Complaints were rife in all city forums: “but we have children!” “How can we be expected to fit everything?” “What will I do when I buy a new couch?” “You mean we have to take our trash to donate now?” “What if it doesn’t fit?” “We have a large family, you know!!” We’re a family of five and have yet to fill our barrels. In fact, the trash barrel hasn’t been more than half full yet. We generate 1-2 bags of trash a week, and even that feels like far more than I’m comfortable with. The following suggestions are things we have slowly gravitated towards. We did not wake up one day and do the entire list, and there are still things that we could do but don’t. The best way I’ve found of reducing trash is to just start somewhere. Sometimes the problem can seem so overwhelming until we just start, and now a few years later we produce less than half the trash of our neighbors with fewer children. Here’s what we do to reduce our total amount of trash, even while raising three young ones:
- Reduce what comes in. The less goes in, the less goes out, pretty simple.
- Get stuff used so you don’t have any packaging to throw away. If you actually need something, try to get it used. Good sources are Goodwill, Salvation Army, other thrift stores, Freecycle, Craigslist, city-wide clothing swaps, and various local list-servs.
- Use cloth for as much as is feasible for your family. Hand towels. Dish towels. Washcloths. Napkins. Dishcloths. Rags. Diapers. One day, I bet we’ll be using cloth feminine and bathroom products. Yikes. We currently throw just about anything in the wash, though if it’s extra-dirty (think diapers and some rags) it gets an extra rinse before washing.
- Use cloth shopping bags. Ok true confessions: we don’t. Yet. They’re on my Christmas wishlist. Anyone have suggestions for ones that are particularly useful and durable? For now, we send our plastic bags to the library where they are used on rainy days. We also use them for carting used cloth diapers around.

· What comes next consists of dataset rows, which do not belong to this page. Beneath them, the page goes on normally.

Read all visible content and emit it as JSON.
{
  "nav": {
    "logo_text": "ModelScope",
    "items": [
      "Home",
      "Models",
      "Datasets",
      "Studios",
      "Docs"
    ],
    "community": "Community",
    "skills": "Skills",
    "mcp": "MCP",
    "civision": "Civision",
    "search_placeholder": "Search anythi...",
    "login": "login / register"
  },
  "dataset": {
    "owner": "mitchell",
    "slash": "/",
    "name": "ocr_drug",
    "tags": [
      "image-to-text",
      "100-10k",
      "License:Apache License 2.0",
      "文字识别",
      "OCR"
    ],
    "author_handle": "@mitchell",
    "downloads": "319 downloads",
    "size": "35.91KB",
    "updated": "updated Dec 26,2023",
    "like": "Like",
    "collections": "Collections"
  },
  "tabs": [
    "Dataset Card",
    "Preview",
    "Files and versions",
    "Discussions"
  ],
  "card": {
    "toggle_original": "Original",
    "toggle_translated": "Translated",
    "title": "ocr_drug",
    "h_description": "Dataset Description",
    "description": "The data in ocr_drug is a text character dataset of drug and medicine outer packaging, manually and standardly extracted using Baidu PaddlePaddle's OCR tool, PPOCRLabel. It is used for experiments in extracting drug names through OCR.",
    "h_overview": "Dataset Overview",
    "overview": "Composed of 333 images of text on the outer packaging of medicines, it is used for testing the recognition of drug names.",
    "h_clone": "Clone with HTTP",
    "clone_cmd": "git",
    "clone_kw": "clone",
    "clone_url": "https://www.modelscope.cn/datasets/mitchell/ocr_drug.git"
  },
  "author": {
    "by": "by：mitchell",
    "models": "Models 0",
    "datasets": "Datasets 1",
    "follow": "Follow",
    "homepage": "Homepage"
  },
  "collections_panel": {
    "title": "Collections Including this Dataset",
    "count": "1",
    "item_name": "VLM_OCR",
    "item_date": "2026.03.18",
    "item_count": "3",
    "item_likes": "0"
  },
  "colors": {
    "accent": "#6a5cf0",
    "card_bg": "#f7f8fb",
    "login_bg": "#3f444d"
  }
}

- Purchase the Larger Size. Large bottles of juice rather than individual boxes (true confession: we still use some juice-boxes and milk-cartons. What is a good alternative for school-lunches?). Avoid individual servings. We have a whole bunch of 1-cup size tupperware for snacks on the go, and carry water bottles around all the time. We usually cut our own cheese into chunks or slices so we can get large hunks of cheese (cheaper too!). We make our own yogurt in the crockpot, but even when we still bought it we got the bigger containers and then divided that into the smaller tuperwares.
- Repair your belongings. I recently spent an hour patching pants. We paid the dry-cleaner to sew buttons on when my sewing machine was broken, it was only a couple of bucks. A coat of paint can fix many furniture flaws. An old fleece sheet with polar bears serves as our tree-skirt. We try to buy toys that are either repairable or can be used even if a piece is missing or broken. But I must say, toys are what we get rid of most often for being broken.
- Choose reusable options at the grocery store. Get the peanut-butter in a glass jar that you can then reuse for just about anything. Cook from scratch more. Let your cucumber roll around the cart without using a plastic baggie. When you get oranges in one of those little nets, save the net and use it the next time you get produce (instead of a plastic bag. True confession: I don’t get oranges in nets so haven’t used this yet).
- Donate instead of trash. The veterans will even come pick it up from the front porch, talk about convenient! But we also donate children’s stuff to our city-wide swap, books to the Friends of the Library, and clothes to those big collection boxes in some parking lots. We rarely get rid of furniture, but the same places were we get stuff, we can usually get rid of it too.
- Recycle as much as possible. Our city will take glass, cans, paper and plastics. And that is a great start if you aren’t already doing it. City Hall accepts batteries and Whole Foods accepts plastic bags, cellphones, keys, and corks. A couple at our church collects chip-bags, candy-wrappers, zip-loc bags, and juice-pouches and recycles them through terracycle. It’s been an easy program to start and maintain, and many of the church’s kids have set up recycling bags for these items in their classrooms at school as well, broadening the impact.
Those are the main things we currently do to keep our trash-piles low(er). In the new year I plan to stop using plastic grocery bags and ramp up our collection for terracycle. I’m also on the hunt for the perfect (for us) whole wheat bread recipe to avoid the plastic-wrapped bread that’s then stuck into a bag. It’ll also be cheaper. Lastly, we plan to convert our now unusable trash barrels (the old ones) into compost bins. What do you do to reduce your trash?